Verzoeker heeft bij brief van 17 december 2013 verzet ingesteld tegen deze voorzittersbeslissing. Verzoeker is door de raad opgeroepen voor de zitting van 6 januari 2014, op welke datum het door verzoeker ingestelde verzet zou worden behandeld, althans de ontvankelijkheid van dat verzet. Voorafgaand aan deze behandeling heeft verzoeker bij het Hof van Discipline een wrakingsverzoek van de samenstelling van de raad van 6 januari 2014 ingediend. Tevens heeft hij het hof verzocht de klacht vóór behandeling van het wrakingsverzoek te verwijzen naar een andere raad, dan wel behandeling van het wrakingsverzoek tot zich te nemen. Dat verzoek is afgewezen op 3 januari 2014.

Tijdens de mondelinge behandeling van 6 januari 2014 door de raad heeft verzoeker de samenstelling van de Raad van Discipline in het ressort

’s-Hertogenbosch gewraakt. Het betreft de voorzitter

mr. W.E.A. Gimbrère-Straetmans en de leden mrs. L.W.M. Caudri, P.J.W.M. Theunissen, L.R.G.M. Spronken en A.J. Sol.

Bij brief van 16 januari 2014 heeft verzoeker het hof verzocht de behandeling van het door hem ingestelde verzet tegen de beslissing van de voorzitter van de raad van 17 oktober 2013 te verwijzen naar een andere raad, subsidiair het wrakingsverzoek te verwijzen naar een andere raad, meer subsidiair het verzoek tot wraking zelf in behandeling te nemen.

Bij brief van 27 januari 2014 hebben gewraakten gereageerd op het wrakingsverzoek. Gewraakten stellen zich op het standpunt dat  de wet niet voorziet in de mogelijkheid dat een klager die om hem moverende redenen een klachtzaak liever behandeld ziet door een andere raad dan die ingevolge artikel 46a Advocatenwet bevoegd is, verwijzing naar een andere raad kan verzoeken.

Voor wat betreft het subsidiaire verzoek stellen gewraakten zich op het standpunt dat de behandeling van een verzoek tot wraking door een andere kamer van de raad in overeenstemming is met het bepaalde in artikel 47 lid 2 Advocatenwet jo. artikel 512 tot en met 519 Wetboek van Strafvordering.

2 DE BEOORDELING

2.1 Blijkens het proces-verbaal van de zitting van 6 januari 2014 van de raad heeft verzoeker de voorzitter en de leden van de raad gewraakt omdat de voorzitter senior rechter is bij dezelfde rechtbank als waar mr.

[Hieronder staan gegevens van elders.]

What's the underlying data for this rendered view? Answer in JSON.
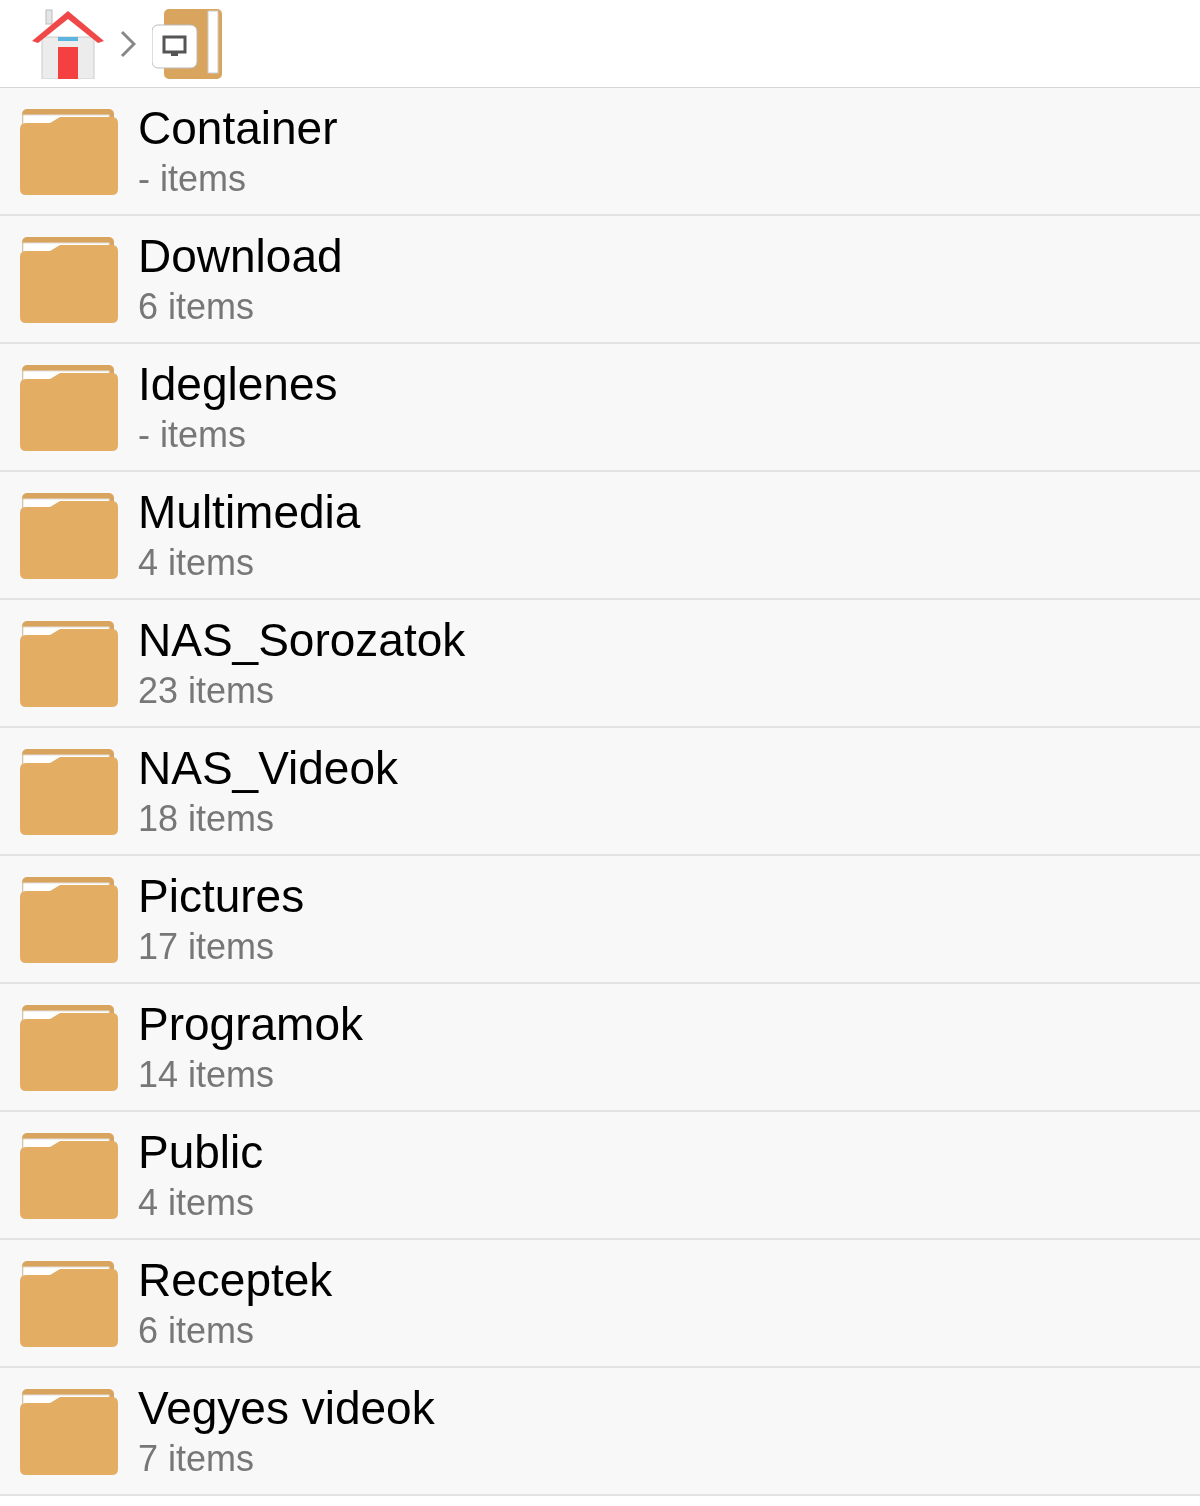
{
  "folders": [
    {
      "name": "Container",
      "count": "- items"
    },
    {
      "name": "Download",
      "count": "6 items"
    },
    {
      "name": "Ideglenes",
      "count": "- items"
    },
    {
      "name": "Multimedia",
      "count": "4 items"
    },
    {
      "name": "NAS_Sorozatok",
      "count": "23 items"
    },
    {
      "name": "NAS_Videok",
      "count": "18 items"
    },
    {
      "name": "Pictures",
      "count": "17 items"
    },
    {
      "name": "Programok",
      "count": "14 items"
    },
    {
      "name": "Public",
      "count": "4 items"
    },
    {
      "name": "Receptek",
      "count": "6 items"
    },
    {
      "name": "Vegyes videok",
      "count": "7 items"
    }
  ]
}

P., die als voorzitter van de raad op 17 oktober 2013 de klacht van klager tegen deken als kennelijk ongegrond heeft afgewezen, tot voor kort werkzaam was. Klager is alle vertrouwen in de rechtspraak verloren, te meer daar mr. P. en de advocaat waartegen hij een klacht indiende bij deken leden zijn van de raad. Ter zitting heeft klager verklaard er geen bezwaar tegen te hebben dat de wrakingskamer zal bestaan uit een andere voorzitter en andere leden van de raad. Niettemin heeft klager het onderhavige verzoek gedaan. Klager verwijst daartoe naar een tweetal uitspraken van dit hof van 24 november 1988 en 15 maart 1999.

2.2 De plaatsvervangend voorzitter overweegt als volgt. De wet voorziet niet in de mogelijkheid dat een klager verwijzing kan vragen naar een andere raad dan die ingevolge het bepaalde in artikel 46a Advocatenwet bevoegd is, zodat het verzoek van klager om de behandeling van het door hem instelde verzet tegen de beslissing van de voorzitter van de raad van 17 oktober 2013 te verwijzen naar een andere raad zal worden afgewezen.

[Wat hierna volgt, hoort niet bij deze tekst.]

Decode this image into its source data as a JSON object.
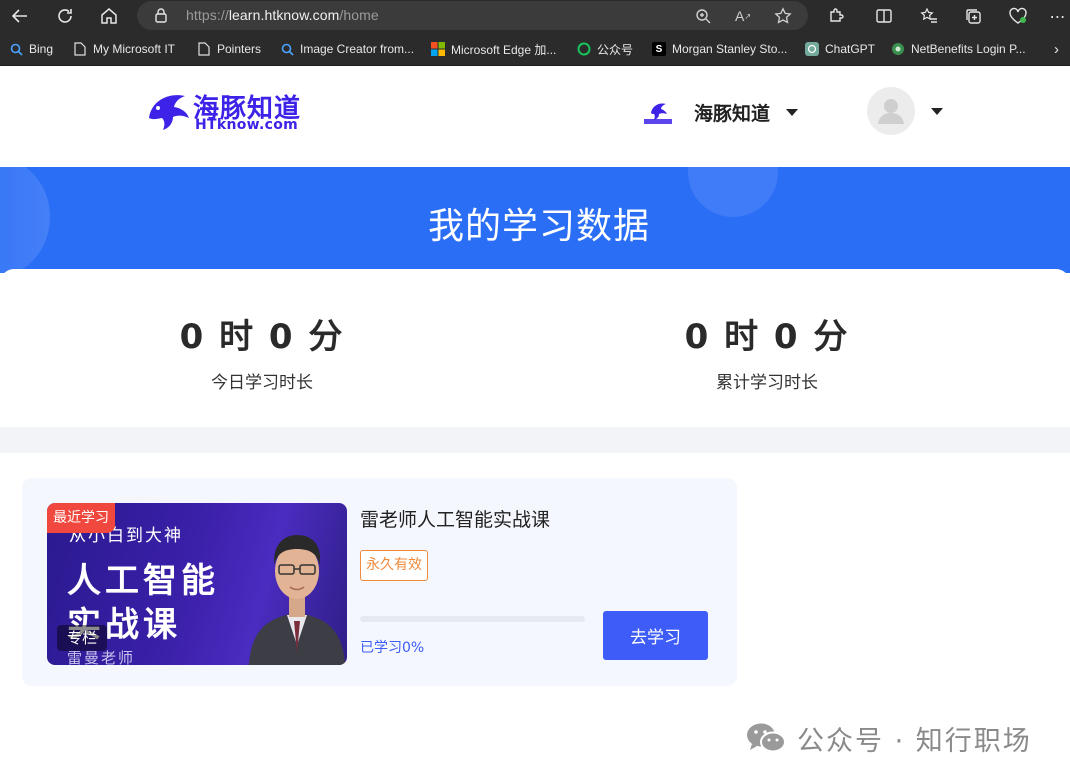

2.3 Ook het verzoek de behandeling van het door klager op 6 januari 2014 ingediende wrakingsverzoek te verwijzen naar een andere raad zal worden afgewezen. De door klager aangehaalde uitspraken van het hof zien op de situatie waarin de bezwaren  zich richten tegen alle leden van de raad, dan wel het instituut Raad van Discipline en niet tegen individuele leden van de raad, zoals in het onderhavige geval. De voorgenomen behandeling door een andere kamer van de raad van discipline in het ressort ’s-Hertogenbosch van het door klager ingediende wrakingsverzoek is dan ook in overeenstemming met de van toepassing zijnde wettelijke bepalingen.

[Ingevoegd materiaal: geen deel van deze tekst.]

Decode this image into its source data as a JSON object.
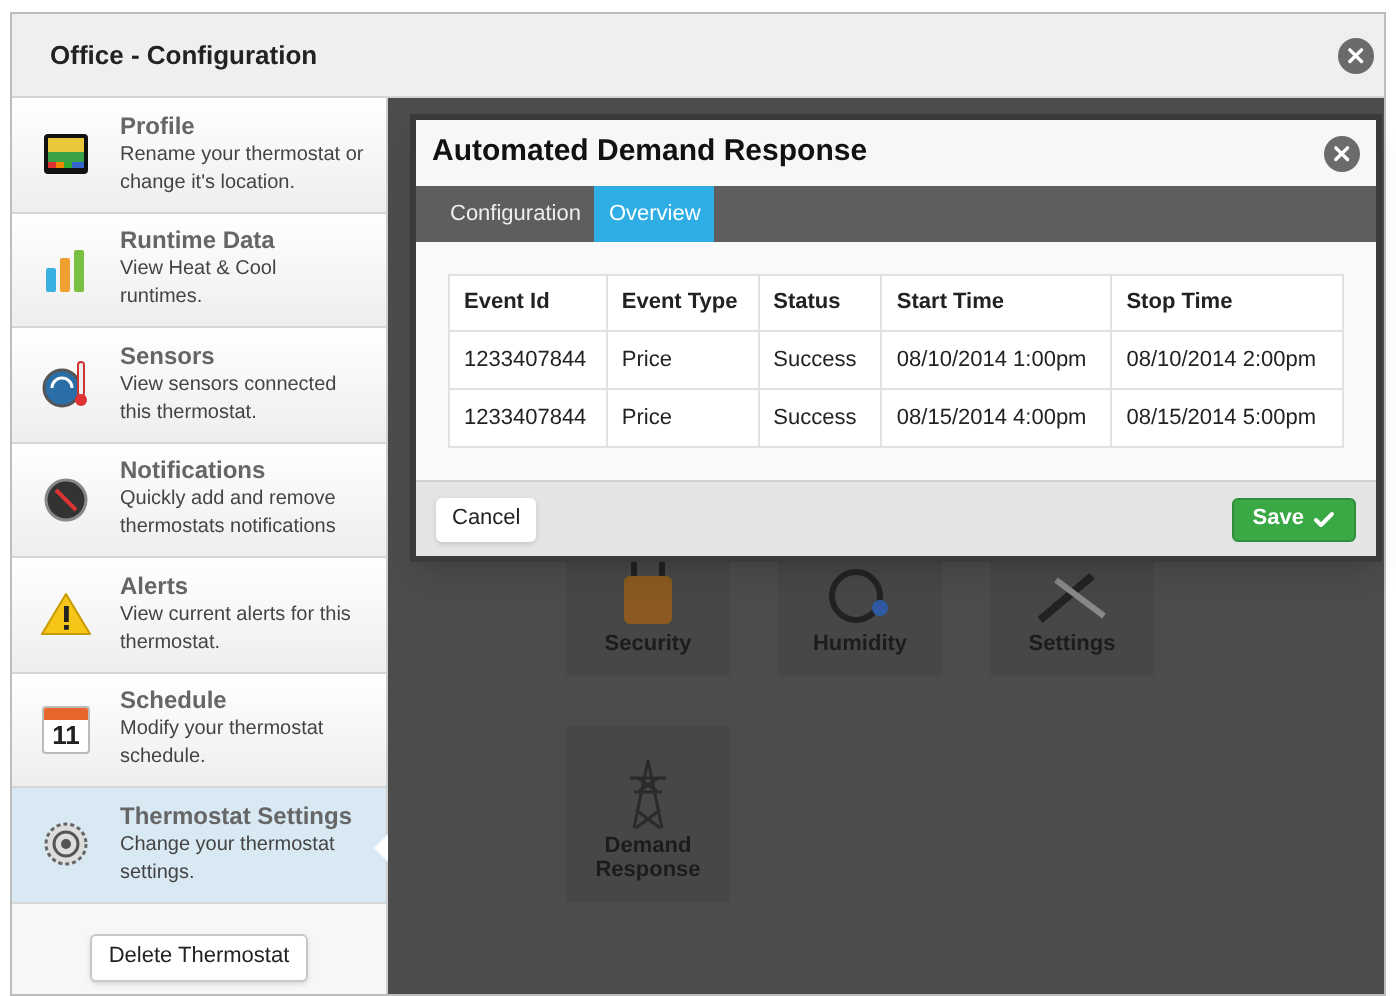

2.4 Er is evenmin een wettelijke bepaling op grond waarvan het hof het onderhavige wrakingsverzoek aan zich zou kunnen houden. De verzoeken van klager zullen worden afgewezen.

 BESLISSING

De plaatsvervangend voorzitter van het Hof van Discipline:

wijst de door verzoeker gedane verzoeken af.

Aldus beslist op 18 februari 2014 door mr. G.J. Driessen-Poortvliet, plaatsvervangend voorzitter.